ZIBELINE is a gorgeous, decidedly oldschool aldehydic/floral/woody, laced generously with animalics. As I say, it is, to my nose anyway, extremely similar to Lanvin PRÉTEXTE and not too far removed from ARPÈGE-- but sweeter and more white floral.
I confess, I am not picking up on the suggestive "naughty knickers" qualities that others have ascribed to ZIBELINE (read the Scented Salamander review online). In fact, I get more of that marine/ambergris note from Lanvin MY SIN than I do from this fragrance.

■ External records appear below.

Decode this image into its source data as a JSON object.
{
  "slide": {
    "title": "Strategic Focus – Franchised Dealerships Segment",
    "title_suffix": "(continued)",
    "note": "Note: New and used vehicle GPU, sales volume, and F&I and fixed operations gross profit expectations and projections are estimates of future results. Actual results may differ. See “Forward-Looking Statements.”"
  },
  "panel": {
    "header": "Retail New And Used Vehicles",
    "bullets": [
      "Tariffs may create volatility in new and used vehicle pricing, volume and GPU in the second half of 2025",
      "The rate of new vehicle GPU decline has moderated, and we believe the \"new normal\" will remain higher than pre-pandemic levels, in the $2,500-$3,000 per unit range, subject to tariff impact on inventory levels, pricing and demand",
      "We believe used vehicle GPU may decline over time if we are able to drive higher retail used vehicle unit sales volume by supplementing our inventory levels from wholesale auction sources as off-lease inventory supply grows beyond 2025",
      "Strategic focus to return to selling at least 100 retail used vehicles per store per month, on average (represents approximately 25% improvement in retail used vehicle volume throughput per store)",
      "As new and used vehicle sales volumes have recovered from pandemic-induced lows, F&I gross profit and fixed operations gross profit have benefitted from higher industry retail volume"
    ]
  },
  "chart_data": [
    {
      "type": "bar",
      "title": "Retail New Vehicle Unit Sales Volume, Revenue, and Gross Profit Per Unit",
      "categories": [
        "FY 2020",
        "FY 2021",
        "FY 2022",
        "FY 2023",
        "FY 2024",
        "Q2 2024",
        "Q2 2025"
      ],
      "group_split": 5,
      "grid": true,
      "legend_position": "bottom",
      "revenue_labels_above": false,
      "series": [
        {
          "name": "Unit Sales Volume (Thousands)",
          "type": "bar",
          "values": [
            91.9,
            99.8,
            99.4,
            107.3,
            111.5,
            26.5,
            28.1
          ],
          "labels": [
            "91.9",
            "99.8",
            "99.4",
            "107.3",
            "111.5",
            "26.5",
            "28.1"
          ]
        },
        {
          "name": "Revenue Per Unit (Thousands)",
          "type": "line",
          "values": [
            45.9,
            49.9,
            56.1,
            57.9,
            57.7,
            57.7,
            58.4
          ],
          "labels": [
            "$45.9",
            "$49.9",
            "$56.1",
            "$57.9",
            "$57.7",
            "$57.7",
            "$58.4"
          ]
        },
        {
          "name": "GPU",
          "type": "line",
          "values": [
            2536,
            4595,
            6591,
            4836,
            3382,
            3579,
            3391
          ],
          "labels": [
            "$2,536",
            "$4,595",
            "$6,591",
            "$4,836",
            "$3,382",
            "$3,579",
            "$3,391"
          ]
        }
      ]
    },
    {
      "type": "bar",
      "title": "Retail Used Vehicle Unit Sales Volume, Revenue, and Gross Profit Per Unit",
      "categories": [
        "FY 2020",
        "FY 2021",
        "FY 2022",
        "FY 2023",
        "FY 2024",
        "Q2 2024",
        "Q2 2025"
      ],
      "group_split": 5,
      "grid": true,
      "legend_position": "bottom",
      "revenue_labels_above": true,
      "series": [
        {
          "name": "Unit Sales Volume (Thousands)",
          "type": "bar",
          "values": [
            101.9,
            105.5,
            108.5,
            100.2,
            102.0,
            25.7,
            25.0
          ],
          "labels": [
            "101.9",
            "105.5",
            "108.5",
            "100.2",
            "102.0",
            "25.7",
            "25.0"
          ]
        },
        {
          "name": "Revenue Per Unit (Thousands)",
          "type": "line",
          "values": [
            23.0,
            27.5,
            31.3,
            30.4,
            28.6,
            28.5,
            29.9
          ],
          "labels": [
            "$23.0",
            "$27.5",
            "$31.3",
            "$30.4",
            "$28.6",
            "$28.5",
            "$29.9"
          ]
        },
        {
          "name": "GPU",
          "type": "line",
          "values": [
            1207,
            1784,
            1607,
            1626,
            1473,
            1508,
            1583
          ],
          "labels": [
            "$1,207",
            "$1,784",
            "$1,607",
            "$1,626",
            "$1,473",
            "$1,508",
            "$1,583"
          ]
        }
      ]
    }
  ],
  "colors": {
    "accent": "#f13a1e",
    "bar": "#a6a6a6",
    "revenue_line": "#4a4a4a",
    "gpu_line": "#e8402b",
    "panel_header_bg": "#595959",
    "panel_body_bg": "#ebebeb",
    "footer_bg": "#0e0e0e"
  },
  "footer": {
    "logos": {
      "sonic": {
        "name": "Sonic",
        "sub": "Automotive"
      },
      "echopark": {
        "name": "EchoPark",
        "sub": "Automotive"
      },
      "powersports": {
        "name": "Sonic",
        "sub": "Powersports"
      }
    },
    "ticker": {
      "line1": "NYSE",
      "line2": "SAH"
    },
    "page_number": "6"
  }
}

Even with a generous application, this Parfum de Toilette maintains a discreet powder-puff quality, with no glowering basenotes or room-filling sillage. I like it very much, and it has become a tous-les-jours go-to for me... it's perfect when you don't want to go full citrus eau-de-cologne, but you don't want to go sweet and dark Oriental either.

It starts out with a cherry almond note, which is spicy and sweet, then moves to a rich floral melange that manages to smell vintage without smelling old-fashioned. The warm, balsamic base notes carry the floral medley into the dry down.
A true classic in its complexity, balance and beauty. They don't make them like this anymore.